Surviving Winter Nights: The Secret Shelters of Birds

Ever wonder where birds sleep? Especially on cold winter nights? Most birdwatchers ask this question or the other, "Do birds sleep at all?"

Well, there's no single answer as to where birds sleep as each species has various places and techniques to stay warm and sleep through a cold winter night.

All birds do sleep but not always in common ways. Read on to learn more about these places and techniques.

House Finch Fell Asleep on The Tray Bird Feeder

House Finch Sleeping on Bird Feeder Tray

Two winters ago member Glenn Geyer found two dead bluebirds inside one of his 15 nestboxes in Union, Missouri.

Assuming they had frozen to death, he took the boxes down for the rest of the winter to prevent future mishaps.

birdfeeding.org turned to wildlife biologist Scott Shalaway to find out how birds stay warm at night.

A general answer is that birds sleep anywhere they safely can stay warm. Some ducks sleep in icy water. Bobwhite sleeps on the ground.

Crows and turkeys roost in trees. Screech owls and many other cavity-nesters sleep in their favorite cavities and nest boxes.

Wherever a bird sleeps, its first line of defense against cold is its feathers.

Feathers repel water and efficiently insulate warm bodies from the much colder air.

Each feather is controlled by a group of small muscles that can raise and lower it.

By fluffing their feathers, birds create many tiny air spaces that drastically reduce heat loss (the same principle that makes down jackets so warm in winter).

On extremely cold nights, birds reduce heat loss further by burying naked body parts into their feathers.

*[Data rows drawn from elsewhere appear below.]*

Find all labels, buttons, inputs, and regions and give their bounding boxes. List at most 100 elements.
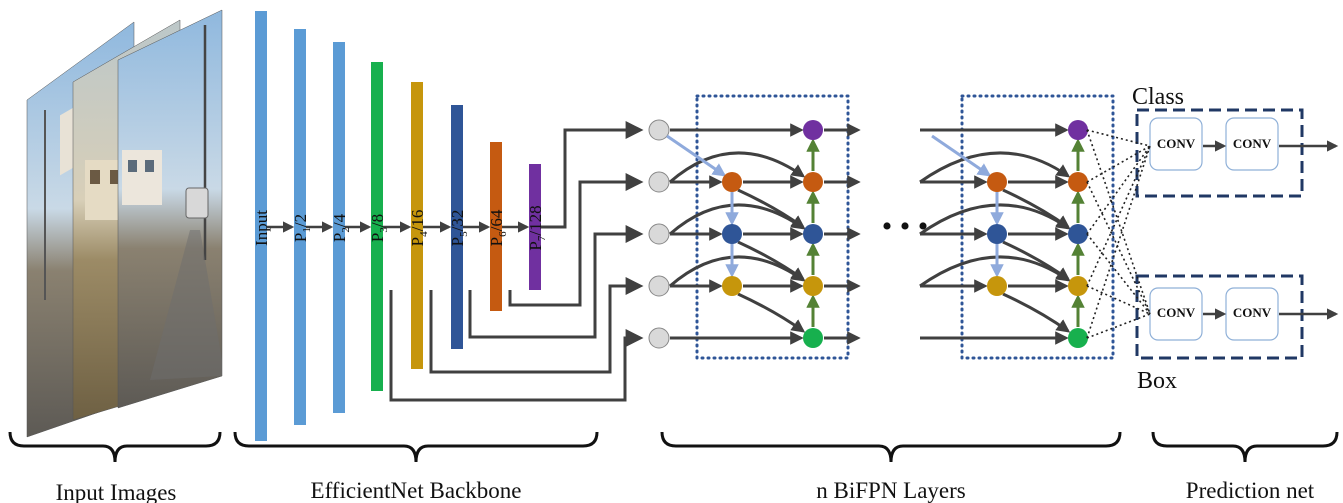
backbone-layer-0: Input bbox=[252, 11, 271, 441]
bifpn-block-0 bbox=[648, 94, 861, 360]
pred-link-class-1 bbox=[1086, 145, 1151, 183]
caption-input-images: Input Images bbox=[56, 480, 177, 503]
bifpn-out-node-0 bbox=[803, 120, 823, 140]
class-conv-1 bbox=[1149, 117, 1203, 171]
backbone-label-6: P6/64 bbox=[487, 209, 509, 246]
backbone-bar-4 bbox=[411, 82, 423, 369]
box-head-box bbox=[1135, 274, 1304, 360]
edge-td-0 bbox=[931, 134, 992, 177]
pred-link-box-1 bbox=[1086, 181, 1151, 315]
backbone-layer-6: P6/64 bbox=[487, 142, 509, 311]
backbone-layer-3: P3/8 bbox=[368, 62, 390, 391]
brace-bifpn bbox=[660, 431, 1122, 463]
backbone-bar-5 bbox=[451, 105, 463, 349]
bifpn-mid-node-2 bbox=[987, 276, 1007, 296]
bifpn-out-node-0 bbox=[1068, 120, 1088, 140]
pred-link-class-0 bbox=[1086, 129, 1151, 147]
edge-diag-2 bbox=[1002, 292, 1071, 333]
edge-skip-0 bbox=[669, 151, 806, 184]
class-label: Class bbox=[1132, 84, 1184, 110]
pred-link-box-4 bbox=[1086, 313, 1151, 339]
bifpn-out-node-2 bbox=[1068, 224, 1088, 244]
section-braces bbox=[8, 431, 1339, 463]
prediction-links bbox=[1086, 129, 1151, 339]
edge-skip-0 bbox=[919, 151, 1071, 184]
bifpn-out-node-1 bbox=[803, 172, 823, 192]
brace-prediction bbox=[1151, 431, 1339, 463]
ellipsis: • • • bbox=[882, 210, 929, 243]
caption-backbone: EfficientNet Backbone bbox=[311, 478, 522, 503]
bifpn-mid-node-2 bbox=[722, 276, 742, 296]
class-conv-1-label: CONV bbox=[1157, 136, 1196, 151]
pred-link-class-4 bbox=[1086, 145, 1151, 339]
edge-skip-2 bbox=[669, 255, 806, 288]
bifpn-input-node-4 bbox=[648, 327, 670, 349]
backbone-layer-4: P4/16 bbox=[408, 82, 430, 369]
efficientnet-backbone: Input P1/2 P2/4 P3/8 P4/16 P5/32 P6/64 P7/128 bbox=[252, 11, 548, 441]
box-conv-2-label: CONV bbox=[1233, 305, 1272, 320]
bifpn-mid-node-0 bbox=[722, 172, 742, 192]
brace-backbone bbox=[233, 431, 599, 463]
backbone-label-2: P2/4 bbox=[330, 213, 352, 242]
backbone-label-7: P7/128 bbox=[526, 205, 548, 250]
bifpn-block-1 bbox=[919, 94, 1115, 360]
bifpn-out-node-2 bbox=[803, 224, 823, 244]
input-images bbox=[26, 9, 223, 438]
backbone-label-5: P5/32 bbox=[448, 210, 470, 247]
edge-diag-2 bbox=[737, 292, 806, 333]
edge-td-0 bbox=[666, 134, 727, 177]
bifpn-input-node-2 bbox=[648, 223, 670, 245]
caption-bifpn: n BiFPN Layers bbox=[816, 478, 966, 503]
backbone-bar-2 bbox=[333, 42, 345, 413]
backbone-bar-1 bbox=[294, 29, 306, 425]
bifpn-dotted-box-0 bbox=[695, 94, 850, 360]
bifpn-mid-node-1 bbox=[722, 224, 742, 244]
backbone-layer-7: P7/128 bbox=[526, 164, 548, 290]
caption-prediction: Prediction net bbox=[1186, 478, 1315, 503]
backbone-label-0: Input bbox=[252, 210, 271, 246]
backbone-layer-2: P2/4 bbox=[330, 42, 352, 413]
bifpn-out-node-3 bbox=[1068, 276, 1088, 296]
bifpn-out-node-3 bbox=[803, 276, 823, 296]
bifpn-mid-node-1 bbox=[987, 224, 1007, 244]
input-image-3 bbox=[117, 9, 223, 409]
pred-link-class-3 bbox=[1086, 145, 1151, 287]
route-p4 bbox=[429, 277, 644, 374]
class-conv-2-label: CONV bbox=[1233, 136, 1272, 151]
route-p6 bbox=[508, 173, 644, 307]
prediction-net: Class Box CONV CONV CONV CONV bbox=[1132, 84, 1339, 394]
pred-link-class-2 bbox=[1086, 145, 1151, 235]
bifpn-dotted-box-1 bbox=[960, 94, 1115, 360]
edge-skip-1 bbox=[669, 203, 806, 236]
backbone-layer-5: P5/32 bbox=[448, 105, 470, 349]
pred-link-box-3 bbox=[1086, 285, 1151, 315]
route-p5 bbox=[468, 225, 644, 339]
route-p3 bbox=[389, 290, 644, 402]
backbone-links bbox=[267, 121, 644, 402]
bifpn-out-node-4 bbox=[803, 328, 823, 348]
box-label: Box bbox=[1137, 368, 1177, 394]
pred-link-box-2 bbox=[1086, 233, 1151, 315]
bifpn-input-node-0 bbox=[648, 119, 670, 141]
bifpn-mid-node-0 bbox=[987, 172, 1007, 192]
class-head-box bbox=[1135, 108, 1304, 198]
edge-diag-1 bbox=[737, 240, 806, 281]
backbone-label-1: P1/2 bbox=[291, 214, 313, 242]
backbone-bar-6 bbox=[490, 142, 502, 311]
bifpn-input-node-1 bbox=[648, 171, 670, 193]
backbone-layer-1: P1/2 bbox=[291, 29, 313, 425]
edge-diag-0 bbox=[1002, 188, 1071, 229]
backbone-bar-0 bbox=[255, 11, 267, 441]
bifpn-layers bbox=[648, 94, 1115, 360]
edge-diag-0 bbox=[737, 188, 806, 229]
bifpn-out-node-1 bbox=[1068, 172, 1088, 192]
bifpn-out-node-4 bbox=[1068, 328, 1088, 348]
backbone-label-4: P4/16 bbox=[408, 210, 430, 247]
backbone-label-3: P3/8 bbox=[368, 214, 390, 242]
backbone-bar-3 bbox=[371, 62, 383, 391]
box-conv-1-label: CONV bbox=[1157, 305, 1196, 320]
route-p7 bbox=[541, 121, 644, 229]
backbone-bar-7 bbox=[529, 164, 541, 290]
bifpn-input-node-3 bbox=[648, 275, 670, 297]
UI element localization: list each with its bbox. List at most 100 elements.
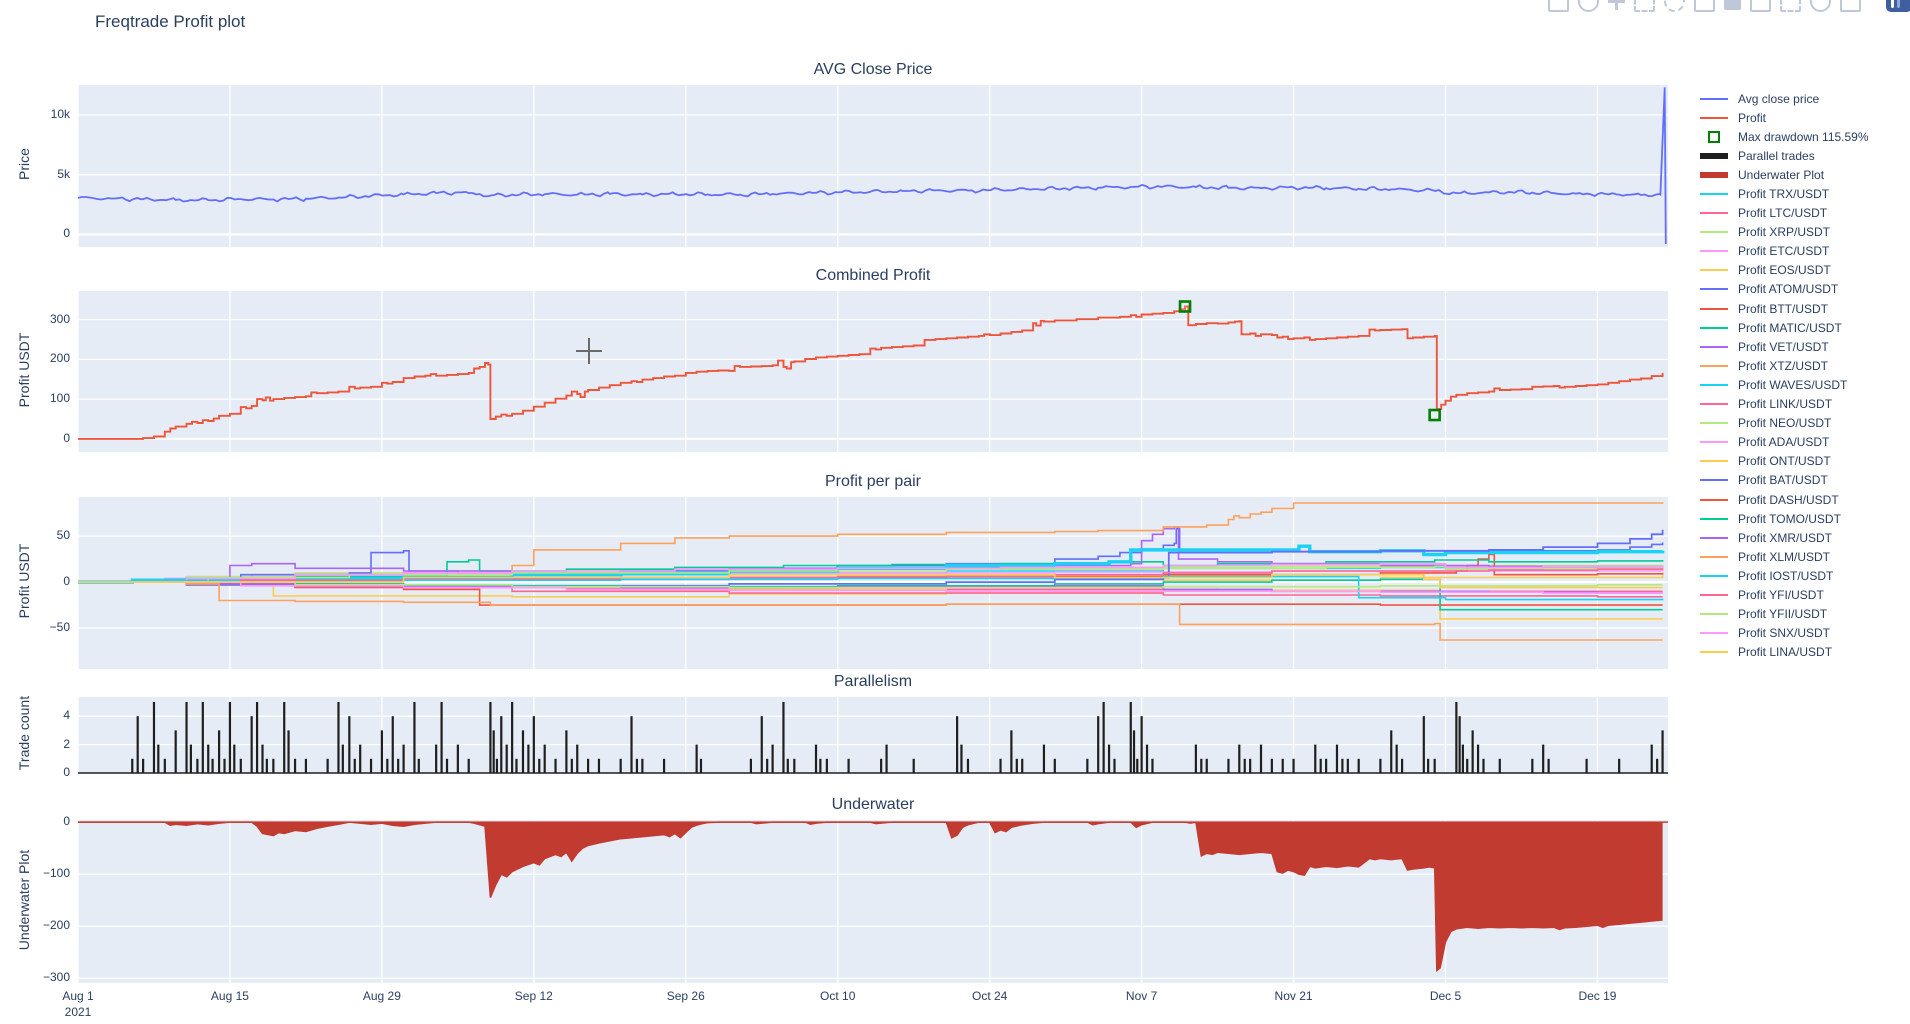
- swatch: [1700, 613, 1728, 616]
- lasso-select-icon[interactable]: [1664, 0, 1685, 12]
- swatch: [1700, 307, 1728, 310]
- legend-item-label: Profit MATIC/USDT: [1738, 320, 1842, 335]
- legend-item-profit-xtz-usdt[interactable]: Profit XTZ/USDT: [1700, 356, 1869, 375]
- parallelism-bar: [1379, 758, 1382, 773]
- modebar: [1548, 0, 1910, 13]
- zoom-icon[interactable]: [1578, 0, 1599, 12]
- plot-area-0[interactable]: [78, 85, 1668, 247]
- legend-item-profit-ltc-usdt[interactable]: Profit LTC/USDT: [1700, 204, 1869, 223]
- legend-item-profit-xmr-usdt[interactable]: Profit XMR/USDT: [1700, 528, 1869, 547]
- legend-item-profit-waves-usdt[interactable]: Profit WAVES/USDT: [1700, 375, 1869, 394]
- parallelism-bar: [782, 701, 785, 773]
- swatch: [1700, 364, 1728, 367]
- plot-area-3[interactable]: [78, 697, 1668, 773]
- legend-item-profit-matic-usdt[interactable]: Profit MATIC/USDT: [1700, 318, 1869, 337]
- parallelism-bar: [641, 758, 644, 773]
- parallelism-bar: [1422, 716, 1425, 773]
- legend-item-profit-vet-usdt[interactable]: Profit VET/USDT: [1700, 337, 1869, 356]
- legend-swatch-icon: [1700, 97, 1730, 100]
- series-profit-yfii-usdt: [78, 581, 1663, 589]
- legend-item-profit-eos-usdt[interactable]: Profit EOS/USDT: [1700, 261, 1869, 280]
- legend-item-label: Profit XTZ/USDT: [1738, 358, 1829, 373]
- y-tick-label: −50: [49, 620, 70, 635]
- legend-item-underwater-plot[interactable]: Underwater Plot: [1700, 165, 1869, 184]
- legend-item-profit-yfi-usdt[interactable]: Profit YFI/USDT: [1700, 585, 1869, 604]
- x-tick-label: Oct 10: [820, 989, 856, 1003]
- parallelism-bar: [391, 716, 394, 773]
- legend-swatch-icon: [1700, 441, 1730, 444]
- parallelism-bar: [1129, 701, 1132, 773]
- parallelism-bar: [397, 758, 400, 773]
- parallelism-bar: [1498, 758, 1501, 773]
- legend-item-profit[interactable]: Profit: [1700, 108, 1869, 127]
- y-tick-label: 0: [63, 226, 70, 241]
- legend-item-label: Profit LTC/USDT: [1738, 206, 1828, 221]
- legend-item-profit-bat-usdt[interactable]: Profit BAT/USDT: [1700, 471, 1869, 490]
- legend-item-profit-xlm-usdt[interactable]: Profit XLM/USDT: [1700, 547, 1869, 566]
- y-tick-label: −300: [42, 970, 70, 985]
- legend-item-profit-xrp-usdt[interactable]: Profit XRP/USDT: [1700, 223, 1869, 242]
- legend-item-profit-ada-usdt[interactable]: Profit ADA/USDT: [1700, 433, 1869, 452]
- legend-item-avg-close-price[interactable]: Avg close price: [1700, 89, 1869, 108]
- pan-icon[interactable]: [1608, 0, 1625, 10]
- legend-item-label: Profit TOMO/USDT: [1738, 511, 1841, 526]
- parallelism-bar: [287, 730, 290, 773]
- legend-item-profit-lina-usdt[interactable]: Profit LINA/USDT: [1700, 643, 1869, 662]
- parallelism-bar: [1531, 758, 1534, 773]
- legend-item-profit-atom-usdt[interactable]: Profit ATOM/USDT: [1700, 280, 1869, 299]
- x-tick-year-label: 2021: [64, 1005, 92, 1019]
- reset-axes-icon[interactable]: [1780, 0, 1801, 12]
- parallelism-bar: [847, 758, 850, 773]
- box-select-icon[interactable]: [1634, 0, 1655, 12]
- legend-item-profit-tomo-usdt[interactable]: Profit TOMO/USDT: [1700, 509, 1869, 528]
- legend-item-profit-snx-usdt[interactable]: Profit SNX/USDT: [1700, 624, 1869, 643]
- parallelism-bar: [1650, 744, 1653, 773]
- legend-item-profit-iost-usdt[interactable]: Profit IOST/USDT: [1700, 566, 1869, 585]
- parallelism-bar: [1145, 744, 1149, 773]
- legend-swatch-icon: [1700, 555, 1730, 558]
- parallelism-bar: [1395, 744, 1398, 773]
- x-tick-label: Aug 29: [362, 989, 401, 1003]
- legend-item-profit-trx-usdt[interactable]: Profit TRX/USDT: [1700, 184, 1869, 203]
- parallelism-bar: [201, 701, 204, 773]
- download-plot-icon[interactable]: [1548, 0, 1569, 12]
- plot-area-1[interactable]: [78, 291, 1668, 452]
- legend-item-profit-ont-usdt[interactable]: Profit ONT/USDT: [1700, 452, 1869, 471]
- parallelism-bar: [511, 701, 514, 773]
- toggle-spikelines-icon[interactable]: [1810, 0, 1831, 12]
- legend-item-label: Profit YFI/USDT: [1738, 587, 1824, 602]
- plotly-logo[interactable]: [1886, 0, 1910, 12]
- legend-item-profit-yfii-usdt[interactable]: Profit YFII/USDT: [1700, 605, 1869, 624]
- parallelism-bar: [492, 730, 495, 773]
- legend-item-max-drawdown-115-59-[interactable]: Max drawdown 115.59%: [1700, 127, 1869, 146]
- parallelism-bar: [386, 758, 389, 773]
- subplot-title-parallelism: Parallelism: [833, 673, 913, 690]
- legend-item-profit-neo-usdt[interactable]: Profit NEO/USDT: [1700, 414, 1869, 433]
- parallelism-bar: [185, 701, 188, 773]
- parallelism-bar: [337, 701, 340, 773]
- swatch: [1700, 193, 1728, 196]
- parallelism-bar: [505, 744, 508, 773]
- parallelism-bar: [1427, 758, 1430, 773]
- autoscale-icon[interactable]: [1750, 0, 1771, 12]
- y-tick-label: 0: [63, 814, 70, 829]
- series-profit-xtz-usdt: [78, 502, 1664, 583]
- legend-item-profit-link-usdt[interactable]: Profit LINK/USDT: [1700, 395, 1869, 414]
- hover-compare-icon[interactable]: [1840, 0, 1861, 12]
- legend-item-label: Profit LINA/USDT: [1738, 645, 1833, 660]
- parallelism-bar: [1205, 758, 1208, 773]
- legend-item-parallel-trades[interactable]: Parallel trades: [1700, 146, 1869, 165]
- legend-item-profit-etc-usdt[interactable]: Profit ETC/USDT: [1700, 242, 1869, 261]
- y-tick-label: 2: [63, 736, 70, 751]
- zoom-in-icon[interactable]: [1694, 0, 1715, 12]
- parallelism-bar: [1021, 758, 1024, 773]
- legend-item-profit-dash-usdt[interactable]: Profit DASH/USDT: [1700, 490, 1869, 509]
- legend-item-profit-btt-usdt[interactable]: Profit BTT/USDT: [1700, 299, 1869, 318]
- page-title: Freqtrade Profit plot: [95, 12, 246, 31]
- parallelism-bar: [500, 716, 503, 773]
- parallelism-bar: [196, 758, 199, 773]
- zoom-out-icon[interactable]: [1724, 0, 1741, 10]
- swatch: [1700, 97, 1728, 100]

This is why birds tuck their bills into their shoulder feathers and why many water birds often sleep with one leg held tightly up against the body.

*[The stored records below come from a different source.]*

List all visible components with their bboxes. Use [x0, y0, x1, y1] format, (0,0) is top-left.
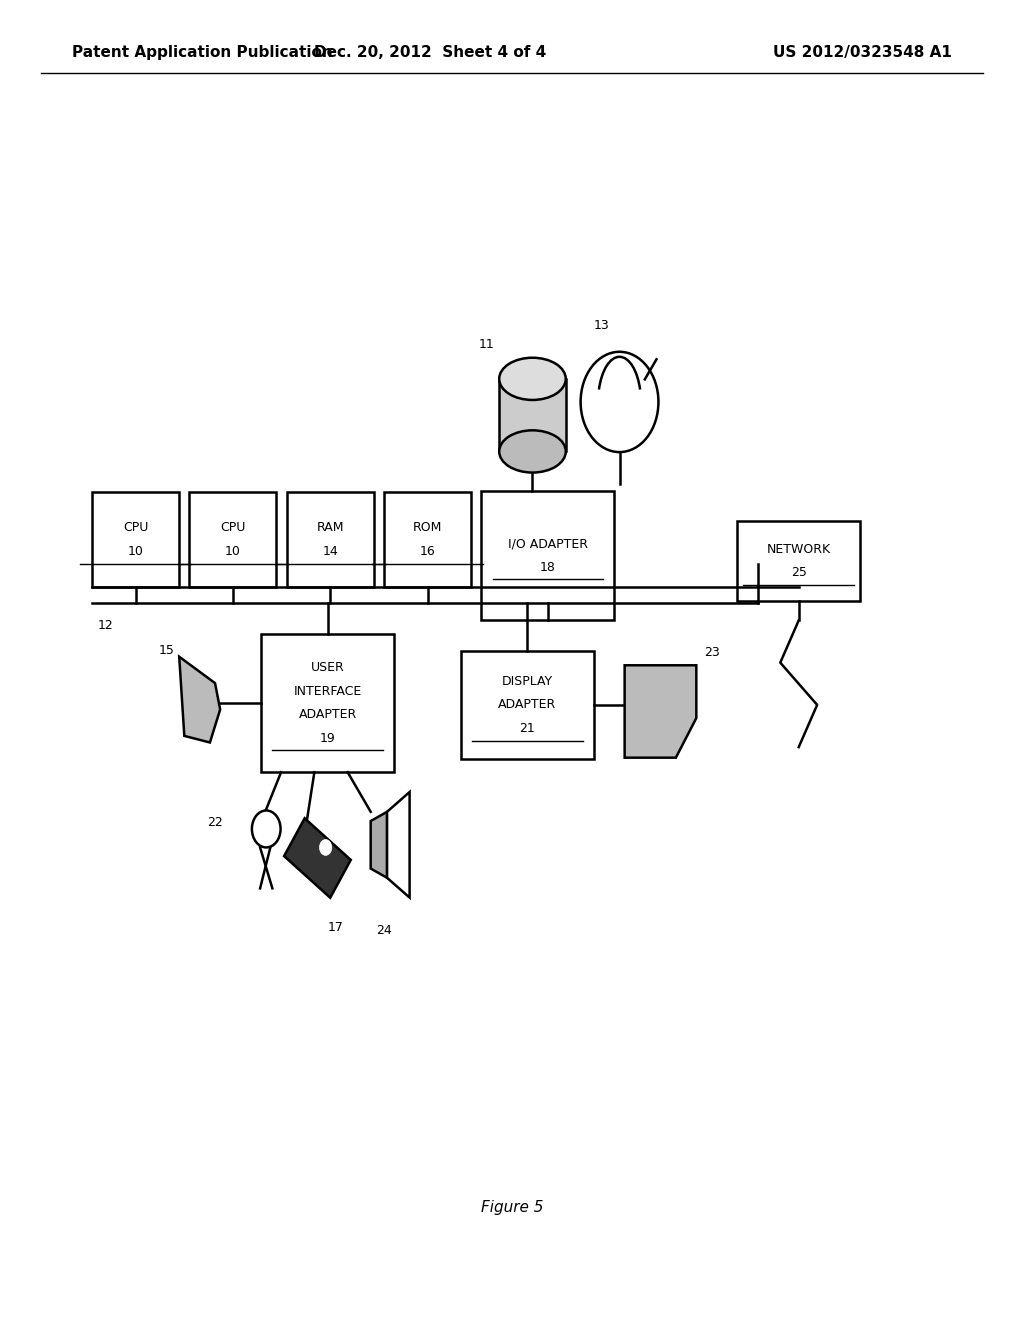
Text: RAM: RAM — [316, 521, 344, 535]
Text: 23: 23 — [705, 645, 720, 659]
Bar — [737, 521, 860, 601]
Bar — [461, 651, 594, 759]
Text: CPU: CPU — [220, 521, 246, 535]
Text: I/O ADAPTER: I/O ADAPTER — [508, 537, 588, 550]
Bar — [189, 492, 276, 587]
Text: 10: 10 — [128, 545, 143, 558]
Text: NETWORK: NETWORK — [767, 543, 830, 556]
Text: 18: 18 — [540, 561, 556, 574]
Bar — [92, 492, 179, 587]
Polygon shape — [387, 792, 410, 898]
Text: INTERFACE: INTERFACE — [294, 685, 361, 697]
Text: Dec. 20, 2012  Sheet 4 of 4: Dec. 20, 2012 Sheet 4 of 4 — [314, 45, 546, 61]
Bar — [499, 379, 565, 451]
Text: 24: 24 — [376, 924, 392, 937]
Circle shape — [581, 351, 658, 451]
Text: CPU: CPU — [123, 521, 148, 535]
Ellipse shape — [499, 430, 565, 473]
Ellipse shape — [499, 358, 565, 400]
Text: 21: 21 — [519, 722, 536, 735]
Bar — [261, 634, 394, 772]
Text: DISPLAY: DISPLAY — [502, 675, 553, 688]
Bar — [287, 492, 374, 587]
Polygon shape — [371, 812, 387, 878]
Bar — [481, 491, 614, 620]
Polygon shape — [625, 665, 696, 758]
Text: ADAPTER: ADAPTER — [499, 698, 556, 711]
Text: 15: 15 — [159, 644, 175, 656]
Text: 22: 22 — [207, 816, 223, 829]
Text: 11: 11 — [478, 338, 495, 351]
Text: 17: 17 — [328, 921, 344, 935]
Polygon shape — [179, 657, 220, 742]
Text: 12: 12 — [97, 619, 113, 632]
Text: 25: 25 — [791, 566, 807, 579]
Text: US 2012/0323548 A1: US 2012/0323548 A1 — [773, 45, 952, 61]
Text: 10: 10 — [225, 545, 241, 558]
Text: 19: 19 — [319, 733, 336, 744]
Bar — [384, 492, 471, 587]
Text: Patent Application Publication: Patent Application Publication — [72, 45, 333, 61]
Text: 14: 14 — [323, 545, 338, 558]
Text: Figure 5: Figure 5 — [480, 1200, 544, 1216]
Circle shape — [319, 840, 332, 855]
Polygon shape — [284, 818, 351, 898]
Circle shape — [252, 810, 281, 847]
Text: ADAPTER: ADAPTER — [299, 709, 356, 721]
Text: USER: USER — [311, 661, 344, 673]
Text: 16: 16 — [420, 545, 435, 558]
Text: ROM: ROM — [413, 521, 442, 535]
Text: 13: 13 — [594, 319, 609, 331]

Birds also have an amazing network of blood vessels in their feet and legs that minimizes heat loss.

Sleeping quarters also protect birds from the elements.

Songbirds such as cardinals, blue jays, and finches retire to dense thickets of vegetation.

Take a walk at dusk through such a habitat and you'll be amazed at the commotion as birds settle in for the night.

Tangles of briars, grape vines, and brambles protect birds from all but the hardest driving rains.

Even greater protection is found in evergreen refuges such as conifers and ivy-covered walls. This is a good ecological reason for every bird-friendly backyard to include some evergreens.

Red-winged Blackbirds Heading to Ground Roost

Some Birds Sleep in Cavities

Woodpeckers, wrens, titmice, nuthatches, and other cavity-nesting birds sleep in birdhouses or cavities much like the ones in which they nest.

In the Rocky Mountains, pygmy nuthatches sometimes roost by the dozens in large tree cavities.

Roosting cavities cannot guarantee survival, however. Sometimes, it just gets too cold, and birds freeze.

And sometimes birds at the bottom of the heap suffocate.

About 18 years ago I found four dead bluebirds in a nest box after one particularly frigid Oklahoma cold snap.

Other avian sleeping arrangements are a bit more unusual. The Bobwhite sleeps in a tight circle on the ground, all heads facing outward.

The contact enables them to conserve precious body heat, and the outward orientation allows wary eyes to detect danger in all directions.

And when there's lots of snow cover, ruffed grouse sometimes bury themselves in snowdrifts, where the snow itself insulates them from plummeting outside air temperatures.

Despite their relatively small size and lack of large amounts of body fat, birds use peculiarities of anatomy, physiology, and behavior to make it through the coldest winter nights.